Так. Слушай здесь. Вы, оба, к вице обращались?

Он был уверен, что нет. Как же — они, ветераны, будут еще заискивать перед этим парвеню.

Нет… еле ответил сразу же вконец расстроившийся начальник.

Я, кажется, говорил, чтобы с этой херней ко мне больше не лезть?

Он говорил нарочито тихо, глухо. Его собеседник на проводе оценил звучание его голоса.

Да, я понимаю… Но ведь вице такими вопросами не занимается. У нас же…

Я уже третий раз об этом слышу. Вы уже неделю… Он чуть было не сорвался на истерическое «веревки из меня вьете», но притормозил в последний момент и закончил: трахаете мне мозги. Мы же в первый раз обо всем договорились, кто за что отвечает и прочее? Так? Или не так?

Молчание.

Надеюсь, все ясно?

Да.

Все. Он повесил трубку.

Ясно им, не ясно — больше он об этом не услышит. Рассядутся, никуда не денутся.

Он наконец закурил.

Работнички… Сами ни хрена сделать не могут. С любой ерундой — сразу к нему. Скоро собственноручно сортир чинить заставят…

Кстати, о работничках. Он задумался о льготной парковке для сотрудников. Новый мэр теперь, как-никак.
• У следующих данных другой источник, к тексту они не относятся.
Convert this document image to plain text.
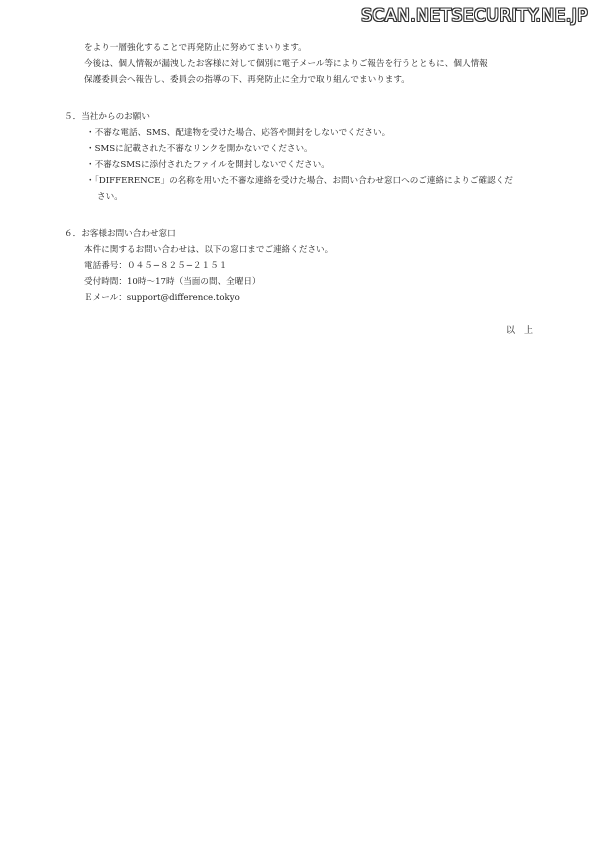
SCAN.NETSECURITY.NE.JP
をより一層強化することで再発防止に努めてまいります。
今後は、個人情報が漏洩したお客様に対して個別に電子メール等によりご報告を行うとともに、個人情報
保護委員会へ報告し、委員会の指導の下、再発防止に全力で取り組んでまいります。
５．当社からのお願い
・不審な電話、SMS、配達物を受けた場合、応答や開封をしないでください。
・SMSに記載された不審なリンクを開かないでください。
・不審なSMSに添付されたファイルを開封しないでください。
・「DIFFERENCE」の名称を用いた不審な連絡を受けた場合、お問い合わせ窓口へのご連絡によりご確認くだ
さい。
６．お客様お問い合わせ窓口
本件に関するお問い合わせは、以下の窓口までご連絡ください。
電話番号：０４５−８２５−２１５１
受付時間：10時〜17時（当面の間、全曜日）
Ｅメール：support@difference.tokyo
以　上
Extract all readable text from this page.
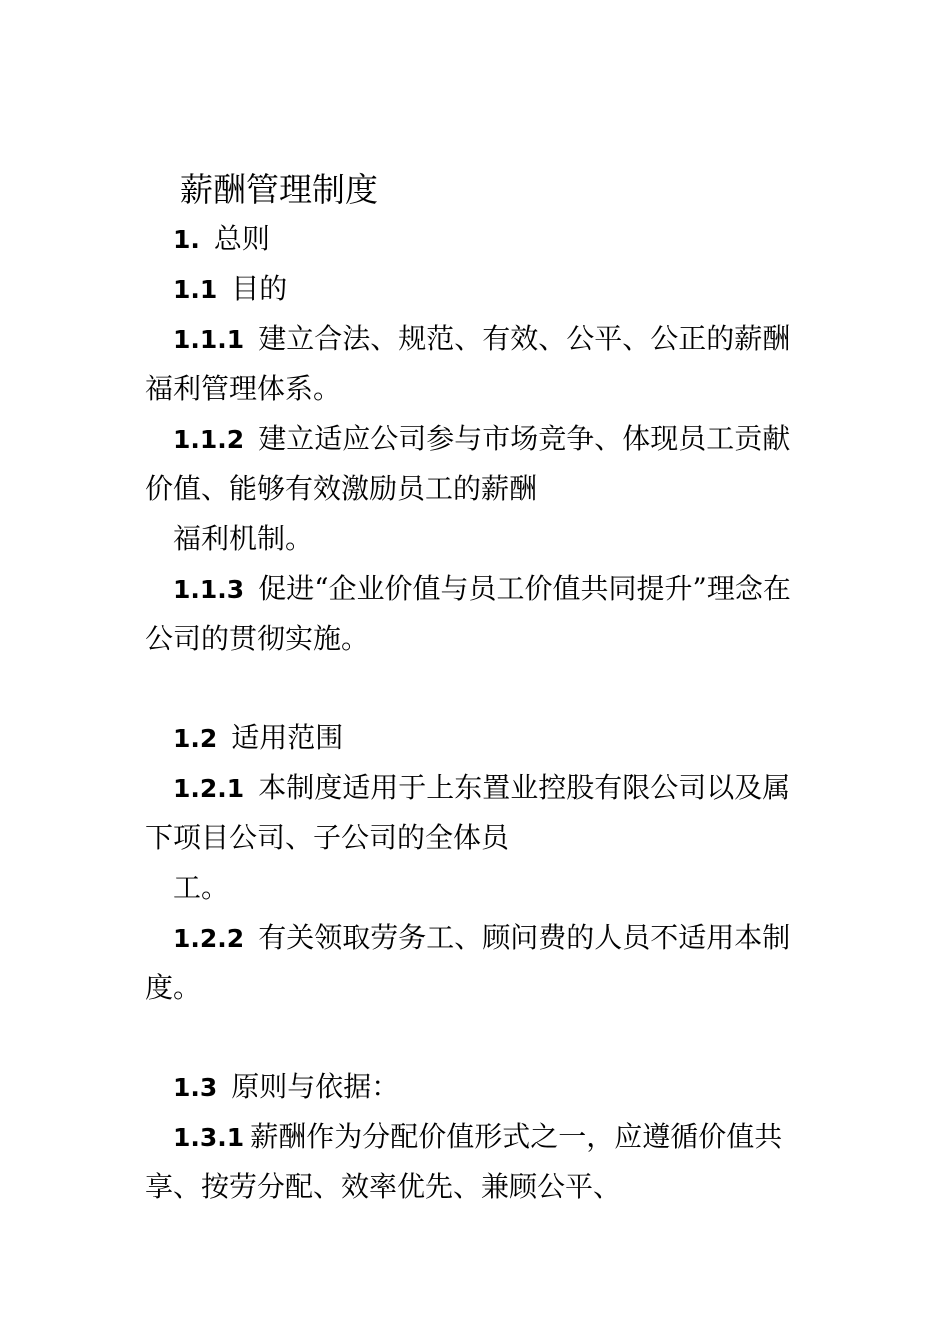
薪酬管理制度
1. 总则
1.1 目的
1.1.1 建立合法、规范、有效、公平、公正的薪酬
福利管理体系。
1.1.2 建立适应公司参与市场竞争、体现员工贡献
价值、能够有效激励员工的薪酬
福利机制。
1.1.3 促进“企业价值与员工价值共同提升”理念在
公司的贯彻实施。
1.2 适用范围
1.2.1 本制度适用于上东置业控股有限公司以及属
下项目公司、子公司的全体员
工。
1.2.2 有关领取劳务工、顾问费的人员不适用本制
度。
1.3 原则与依据：
1.3.1 薪酬作为分配价值形式之一，应遵循价值共
享、按劳分配、效率优先、兼顾公平、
Не докурил он и до половины, как дверь открылась и на пороге показалась секретараша, а чуть позади нее — белокурый молодой человек со светлыми бачками. Молодой человек смущенно, беспомощно улыбался, как бы прося у всех прощения за то, что он вообще существует на этом свете.

А это что за…

Люди, которых он принимал лично, делились, в основном, на два рода: те, кто могли быть полезны, и те, кто могли быть опасны. Молодой же человек явно не принадлежал ни к первой, ни ко второй категории. Но… Что не позволено Юпитеру, то позволено секретарше. Он же сам, черт возьми, обещал ей, что встретится с ее племянником — молодым человеком, подающим большие надежды, а может даже, и приобщит его к пророчьему ремеслу. Главный Пророк «Мухомора» — это, конечно, он сам, но в «Мухоморе» есть и другие.

(На насмешку он отвечал насмешкой, на хамство — хамством, на агрессию — агрессией, но при виде демонстративной слабости, заискивания, просительности он терялся, пасовал. Которые поумнее это знали.)

Подавив яростный стон, переведя его в легкое откашливание, он любезно оскалился молодому человеку и широким жестом пригласил его войти и присесть.

Очаровательно смущаясь, тихим, аккуратным шажком молодой человек подошел к его столу и сел напротив.

Уже и объемистая папка на столе. Вот как все на этом свете быстро делается…

Продолжая скалиться и кивать, он что-то спросил у молодого человека, молодой человек смущенно ответил. Потом еще что-то спросил, молодой человек еще ответил.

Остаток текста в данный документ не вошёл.